Below is a brief summary of the main points of Section 179 and how it can be applied to your small business equipment purchases. (For full details on the Section 179 Tax Deduction, check out the IRS's Publication 946.)
- The equipment must be acquired for use in your trade or business.
- When your equipment is for both business and personal use, you can claim the section 179 deductions only if you use the equipment more than 50% of the time for your business in the year you place it in service. To figure your section 179 deduction, multiply the cost of the equipment by the percentage of business use.
- The equipment must have been acquired by purchase. This includes equipment acquired through equipment financing or credit.
- Section 179 can only be used for “tangible personal property.” It Includes the following:
- Machinery and equipment.
- Property contained in or attached to a building (other than structural components), such as refrigerators, grocery store counters, office equipment, printing presses, testing equipment, and signs.
- Off the shelf computer software.
- Gasoline storage tanks and pumps at retail service stations.
- Livestock, including horses, cattle, hogs, sheep, goats, and mink and other fur-bearing animals.
What Equipment Does Not Qualify?
- Any equipment acquired through an equipment lease where your small business will not own the equipment at the end of the lease term.
- Equipment that you will be leasing to others. (See section below.)

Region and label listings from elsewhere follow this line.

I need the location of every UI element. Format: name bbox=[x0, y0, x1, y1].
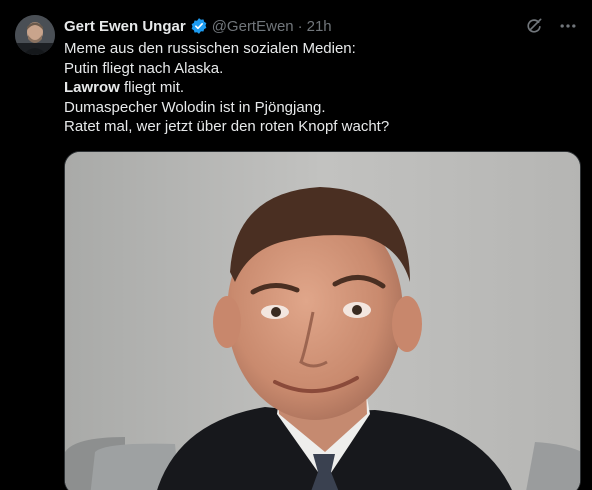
tweet-text-line: Lawrow fliegt mit. bbox=[64, 78, 574, 98]
tweet-text-line: Putin fliegt nach Alaska. bbox=[64, 59, 224, 77]
tweet-text: Meme aus den russischen sozialen Medien:… bbox=[64, 39, 574, 137]
tweet-text-line: Ratet mal, wer jetzt über den roten Knop… bbox=[64, 118, 390, 135]
separator-dot: · bbox=[297, 17, 303, 35]
tweet: Gert Ewen Ungar @GertEwen · 21h Meme aus… bbox=[0, 0, 592, 490]
author-handle[interactable]: @GertEwen bbox=[212, 18, 294, 35]
tweet-header: Gert Ewen Ungar @GertEwen · 21h bbox=[64, 15, 580, 37]
tweet-text-line: Meme aus den russischen sozialen Medien: bbox=[64, 40, 356, 57]
post-timestamp[interactable]: 21h bbox=[307, 18, 332, 35]
photo-illustration bbox=[65, 152, 580, 490]
tweet-text-fragment: fliegt mit. bbox=[119, 79, 185, 96]
avatar[interactable] bbox=[15, 15, 55, 55]
grok-icon[interactable] bbox=[524, 16, 544, 36]
verified-badge-icon bbox=[190, 17, 208, 35]
tweet-text-line: Dumaspecher Wolodin ist in Pjöngjang. bbox=[64, 98, 326, 116]
author-display-name[interactable]: Gert Ewen Ungar bbox=[64, 18, 186, 35]
tweet-media-photo[interactable] bbox=[64, 151, 581, 490]
tweet-actions bbox=[524, 16, 578, 36]
more-icon[interactable] bbox=[558, 16, 578, 36]
bold-mention: Lawrow bbox=[64, 79, 120, 96]
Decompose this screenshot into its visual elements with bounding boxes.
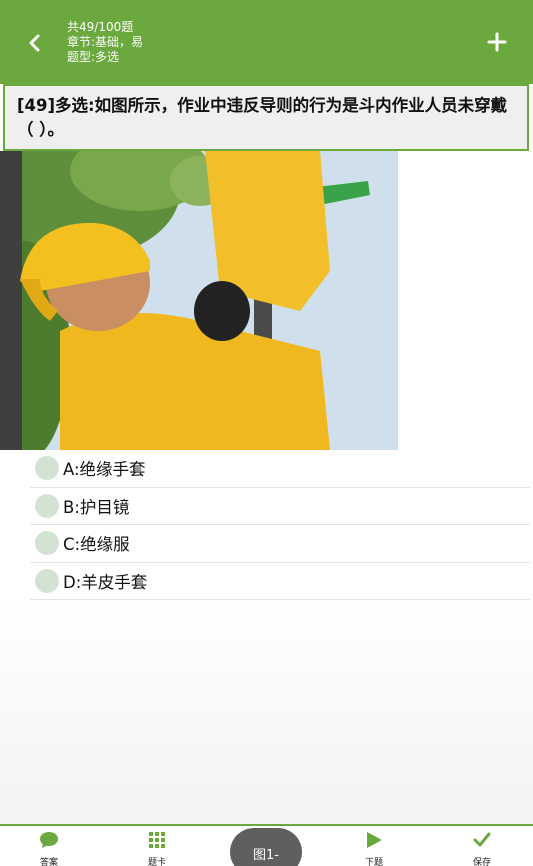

- Equipment that was acquired by gift or inheritance.
- Equipment that was purchased from a family member may not qualify. Ask tax consultant for further details regarding your specific circumstances.
- Air conditioning or heating units.
Considerations for Equipment Leased to Others
Generally, you cannot claim a section 179 deduction for equipment that you will be leasing to someone else. This rule does not apply to corporations. However, you can claim a section 179 deduction for the cost of the following property:
- Property your small business manufactures or produces to lease to others.
- Property you purchase and lease to others if both the following tests are met:
- The term of the lease (including options to renew) is less than 50% of the property's class life.
- For the first 12 months after the equipment or property is transferred to the lessee, the total business deductions you are allowed on the property (other than rents and reimbursed amounts) are more than 15% of the rental income from the property.
How Much Can Be Deducted?
The total amount you can elect to deduct under section 179 for most equipment placed in service in 2007 generally cannot be more than $125,000. If you acquire and place in service more than one item of qualifying equipment during the year, you can allocate the section 179 deduction among the items in any way, as long as the total deduction is not more than $125,000.
If you deduct only part of the cost of qualifying equipment as a section 179 deduction, you can generally depreciate the cost you do not deduct.
If you purchase equipment with a combination of cash and a trade-in, you can only claim the section 179 deduction for the cash you paid.
If the cost of your section 179 equipment placed in service exceeds $500,000, but is below $625,000, you generally must reduce the dollar limit (but not below zero) by the amount of cost over $500,000.
You cannot elect to expense more than $25,000 of the cost of any heavy sport utility vehicle (SUV) and certain other vehicles placed in service during the tax year.
The Business Income Limit
The total amount you can deduct each year after you apply the dollar limit is limited to your taxable income from the active conduct of any trade or business during the year.
Any cost not deductible in one year under section 179 because of this limit can be carried over for an unlimited number of years until you have enough taxable income to realize the full value of the claim.
Note: It should be noted, that if you have a C-corporation, an LLC, an S-corporation or a partnership, you may be able to utilize a Section-179 deduction in both your business' taxes and your personal income taxes. Many states also allow smaller deductions, so be sure to consult with your tax consultant.